Sebastian demeura immobile. Pendant un instant, la froideur de la pièce surpassa le grand froid ressenti de l'autre côté de la fenêtre. Les yeux du jeune homme oscillèrent d'un côté à l'autre, serrant les poings, incertain. Il fit semblant de partir.

"Qu'est-ce qu'il se passe ?" s'écria Wilson, furieux d'être dérangé. Il avait si peu de temps à présent, quelques moments de solitude de temps en temps et il les valorisait plus que tout autre chose.

"Ils te veulent."

Wilson ferma les yeux et ravala sa colère. Ils le voulaient tout le temps. Toujours un nouveau mandat à approuver, une directive à superviser. L'intérieur de la steppe, le Ghobi, la nature sauvage de l'Inde. Des tas de régions toujours pas expurgées. Il soupira, tourna une fois de plus son regard vers le monde derrière la vitre. Un moineau picorait sur la route, la peur disparue comme les véhicules ne passaient plus, menaçant d'éteindre la vie. Plus de circulation, plus de population ici, à l'ouest. Seuls quelques-uns, essentiels - pour ceux qui prenaient les décisions, ceux qui entretenaient le pool génétique.
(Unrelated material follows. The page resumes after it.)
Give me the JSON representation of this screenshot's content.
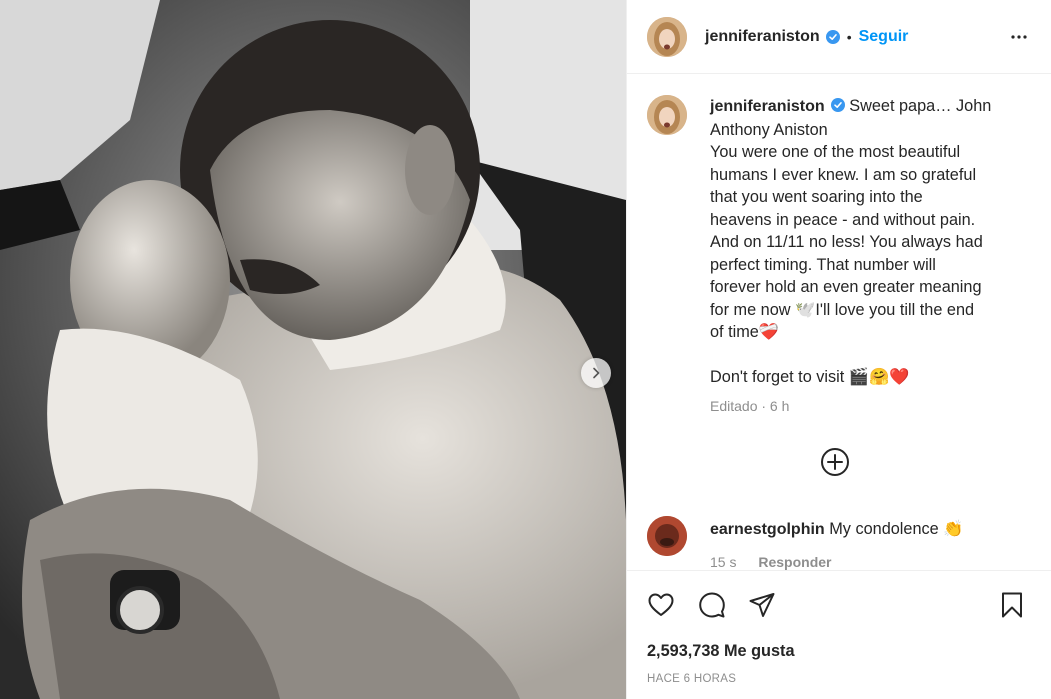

Et les serviteurs occasionnels. De nombreux citoyens privilégiés préféraient un être humain à un clone cybernétique, sans émotion, sans éclat dans les yeux. D'autres, comme les mineurs de diamants, les travailleurs du secteur des biocarburants, les ingénieurs des éoliennes et des ondes. Leur mission consistait désormais à servir l'élite, à assurer la continuité des modes de vie de luxe.

Le moineau sauta sur le trottoir puis s'envola dans un arbre à proximité. Wilson s'efforça d'entendre son appel, mais n'y parvint pas. Rien ne pouvait traverser la vitre. Il soupira. "Je pense m'en aller."

"Oh." Sebastian s'approcha.

Par-dessus son épaule, Wilson dévisagea son fils. "Quelque part, très loin. Un endroit différent. Un endroit où je peux me vider l'esprit, être plus subjectif. Peut-être les Rocheuses. Il paraît que c'est beau là-bas. J'ai besoin de paix, de sagesse. Tu comprends ?"

"Je comprends les mots."

Wilson ferma les yeux. Mais, quel était le problème ? "Sébastian, à ton avis, pourquoi je t'ai demandé de ne jamais venir ici ?"

Prenant un moment pour examiner les murs nus, l'absence de meubles, le petit judas dans la porte, les prises électriques oubliées, tous désormais sans vie, Sebastian haussa les épaules. "Je ne sais pas."

"As-tu déjà pensé à la raison ?"

"Est-ce important ?"

"De comprendre le "pourquoi" ? Bien sûr. C'est le principe fondamental de la vie - poser des questions. Trouver les réponses."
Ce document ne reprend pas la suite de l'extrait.